Polarity Thinking and Systems Thinking in Education

Young woman working, biting pen top, with journal, mouse, doughnut, coffee, laptop, flowers, and candy in the background
Melissa Garner

I am nothing else if not a learner. There are few things more exciting to me than understanding a completely new idea and seeing where it fits into my current schema. In that light, I’ve learned two such concepts that have refined the way I think about digital learning.

The first is Polarity Thinking as described by Jane A. G. Kise in her recent book called Unleashing the Positive Power of Differences: Polarity Thinking in Our Schools (Corwin Press, 2014). Polarity Thinking includes the idea that initiative fatigue is caused when leaders respond to the inherent weakness in any sole system or belief by throwing it all out and going with its opposite. The opposite system or belief is then implemented in its place and the cycle begins again. One example of this that Kise uses is a policy of No F’s for Students set opposite of Holding Students Fully Accountable for their Learning.

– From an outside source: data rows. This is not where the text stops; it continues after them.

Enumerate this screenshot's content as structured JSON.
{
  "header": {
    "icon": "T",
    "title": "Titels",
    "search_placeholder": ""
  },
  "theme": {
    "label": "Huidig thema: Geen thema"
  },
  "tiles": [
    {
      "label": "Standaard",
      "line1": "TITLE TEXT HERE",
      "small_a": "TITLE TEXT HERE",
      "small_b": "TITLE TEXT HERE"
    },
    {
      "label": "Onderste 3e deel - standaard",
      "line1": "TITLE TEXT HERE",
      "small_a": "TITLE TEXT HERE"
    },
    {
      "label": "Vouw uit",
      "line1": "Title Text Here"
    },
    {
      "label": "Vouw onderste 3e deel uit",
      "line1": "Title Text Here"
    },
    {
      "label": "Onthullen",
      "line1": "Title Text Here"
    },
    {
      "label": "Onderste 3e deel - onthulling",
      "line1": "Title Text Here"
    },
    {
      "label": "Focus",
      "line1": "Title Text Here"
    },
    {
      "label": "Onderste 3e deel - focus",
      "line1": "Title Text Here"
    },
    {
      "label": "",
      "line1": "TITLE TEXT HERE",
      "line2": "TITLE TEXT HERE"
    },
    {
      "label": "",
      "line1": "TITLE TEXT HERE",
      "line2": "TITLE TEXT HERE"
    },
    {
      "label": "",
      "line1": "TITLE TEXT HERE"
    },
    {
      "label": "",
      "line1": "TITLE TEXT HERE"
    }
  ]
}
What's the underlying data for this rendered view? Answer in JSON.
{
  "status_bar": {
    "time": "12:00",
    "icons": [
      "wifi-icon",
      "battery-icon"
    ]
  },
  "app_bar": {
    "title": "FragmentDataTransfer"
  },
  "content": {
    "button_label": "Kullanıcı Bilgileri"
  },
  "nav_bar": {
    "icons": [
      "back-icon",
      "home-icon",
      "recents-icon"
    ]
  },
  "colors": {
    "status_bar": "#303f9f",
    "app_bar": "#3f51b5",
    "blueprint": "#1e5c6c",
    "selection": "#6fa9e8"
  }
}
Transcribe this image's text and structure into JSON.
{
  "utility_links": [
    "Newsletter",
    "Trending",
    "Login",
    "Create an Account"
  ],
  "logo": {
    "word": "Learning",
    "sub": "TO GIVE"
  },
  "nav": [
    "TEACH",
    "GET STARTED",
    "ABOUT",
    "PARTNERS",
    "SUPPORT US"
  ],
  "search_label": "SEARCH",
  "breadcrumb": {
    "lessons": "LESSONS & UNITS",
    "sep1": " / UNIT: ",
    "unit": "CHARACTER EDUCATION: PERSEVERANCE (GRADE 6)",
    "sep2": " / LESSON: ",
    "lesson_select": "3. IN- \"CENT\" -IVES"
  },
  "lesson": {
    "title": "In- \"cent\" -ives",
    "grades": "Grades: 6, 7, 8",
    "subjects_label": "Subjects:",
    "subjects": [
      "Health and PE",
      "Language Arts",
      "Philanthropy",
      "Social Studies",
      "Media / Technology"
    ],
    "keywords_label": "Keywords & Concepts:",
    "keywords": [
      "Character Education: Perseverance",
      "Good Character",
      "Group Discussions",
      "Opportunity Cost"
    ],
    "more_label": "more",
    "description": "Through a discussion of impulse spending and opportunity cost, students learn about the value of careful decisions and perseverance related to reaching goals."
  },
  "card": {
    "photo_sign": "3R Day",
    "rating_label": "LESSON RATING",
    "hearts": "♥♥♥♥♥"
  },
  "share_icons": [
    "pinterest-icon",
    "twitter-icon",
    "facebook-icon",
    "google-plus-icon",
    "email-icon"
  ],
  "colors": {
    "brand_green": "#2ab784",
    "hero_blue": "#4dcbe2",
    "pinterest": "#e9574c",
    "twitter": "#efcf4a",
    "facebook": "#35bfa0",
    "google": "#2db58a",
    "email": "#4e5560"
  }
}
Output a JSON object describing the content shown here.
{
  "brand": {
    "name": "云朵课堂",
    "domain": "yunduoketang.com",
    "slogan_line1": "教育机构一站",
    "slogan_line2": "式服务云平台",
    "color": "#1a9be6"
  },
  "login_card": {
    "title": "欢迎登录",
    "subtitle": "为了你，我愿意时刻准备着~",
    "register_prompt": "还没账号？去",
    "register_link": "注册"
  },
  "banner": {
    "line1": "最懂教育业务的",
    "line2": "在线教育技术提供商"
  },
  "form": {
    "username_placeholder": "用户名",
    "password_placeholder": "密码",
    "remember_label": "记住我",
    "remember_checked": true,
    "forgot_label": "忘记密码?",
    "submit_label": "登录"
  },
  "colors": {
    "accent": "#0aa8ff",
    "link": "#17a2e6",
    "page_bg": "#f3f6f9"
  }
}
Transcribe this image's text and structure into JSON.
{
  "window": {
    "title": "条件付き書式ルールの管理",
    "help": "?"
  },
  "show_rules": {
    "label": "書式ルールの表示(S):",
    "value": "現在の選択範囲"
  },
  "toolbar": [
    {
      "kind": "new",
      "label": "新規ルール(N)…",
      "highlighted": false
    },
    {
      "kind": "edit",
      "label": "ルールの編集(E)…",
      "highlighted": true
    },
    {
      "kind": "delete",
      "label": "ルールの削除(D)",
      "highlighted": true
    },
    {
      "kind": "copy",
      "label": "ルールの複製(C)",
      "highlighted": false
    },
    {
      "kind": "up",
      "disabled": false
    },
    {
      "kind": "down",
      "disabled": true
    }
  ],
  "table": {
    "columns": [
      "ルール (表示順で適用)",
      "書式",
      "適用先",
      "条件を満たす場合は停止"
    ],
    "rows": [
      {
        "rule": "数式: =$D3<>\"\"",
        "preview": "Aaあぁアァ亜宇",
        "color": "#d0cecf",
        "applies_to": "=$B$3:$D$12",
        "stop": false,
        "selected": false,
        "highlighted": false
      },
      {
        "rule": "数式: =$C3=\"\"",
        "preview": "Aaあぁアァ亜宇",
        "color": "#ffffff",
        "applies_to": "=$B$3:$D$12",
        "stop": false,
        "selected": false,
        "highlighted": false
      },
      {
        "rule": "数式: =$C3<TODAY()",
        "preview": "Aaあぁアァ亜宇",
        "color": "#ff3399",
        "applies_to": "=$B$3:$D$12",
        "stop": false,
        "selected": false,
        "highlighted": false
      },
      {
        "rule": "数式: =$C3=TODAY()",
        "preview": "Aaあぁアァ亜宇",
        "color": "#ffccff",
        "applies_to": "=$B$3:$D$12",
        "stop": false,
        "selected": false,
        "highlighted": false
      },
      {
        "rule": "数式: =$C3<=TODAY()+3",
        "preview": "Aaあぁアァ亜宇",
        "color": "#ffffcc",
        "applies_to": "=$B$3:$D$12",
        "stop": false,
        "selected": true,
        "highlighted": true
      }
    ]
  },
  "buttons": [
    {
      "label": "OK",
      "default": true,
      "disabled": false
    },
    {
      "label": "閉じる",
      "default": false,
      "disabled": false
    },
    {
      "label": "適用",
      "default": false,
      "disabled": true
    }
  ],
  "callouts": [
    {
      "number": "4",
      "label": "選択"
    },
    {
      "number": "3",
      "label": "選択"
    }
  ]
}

The second is System Thinking primarily as taught by Joel and Antonia of Personality Hacker (http://www.personalityhacker.com/). Systems Thinking posits that cause and effect is far too simple an answer in any situation. Instead, there is a whole system of interconnected parts and processes that result in an emergent property that we can see. My daughter who is 8 recently told me that leaving our lights on kills polar bears (cause and effect thinking). As you might imagine, I pointed out that the underlying systems that support a polar bear are far more complex but that energy consumption is one of the sub-systems that can affect them. While cause and effect thinking is characteristic of children, holding on to it as an adult limits thinking in profound ways.

How do Systems and Polarity Thinking inform the way I think about Digital Innovations in education? This business of growing humans that we are in is much more complex than teaching in -> learning out. That’s not news, but simply changing one component of the teaching - adding an online component, introducing a game, using Canvas to organize content, or any of 100s of other things - may not be the component that modifies the system of a student in any meaningful way. Similarly, trying one digital tool and making the decision that since it didn’t have the desired effect, no digital tools are going to work is shortsighted.

What do I believe, then, about the role of Digital in the classroom or Professional Development? It’s one component in a complex system of strategies and tools educators can use to engage, educate, and excite students. But so are pencils and crayons. Getting to know our students in all their glorious complexity and working with them to grow them into better versions of themselves is my view of education at whatever level. Rather than making wholesale changes at a macro level, I should make incremental changes at a micro level based on what I know about my student.

Is this possible in our current environment of high-stakes learning and accountability? I don’t know yet, but I’m on a journey to find out.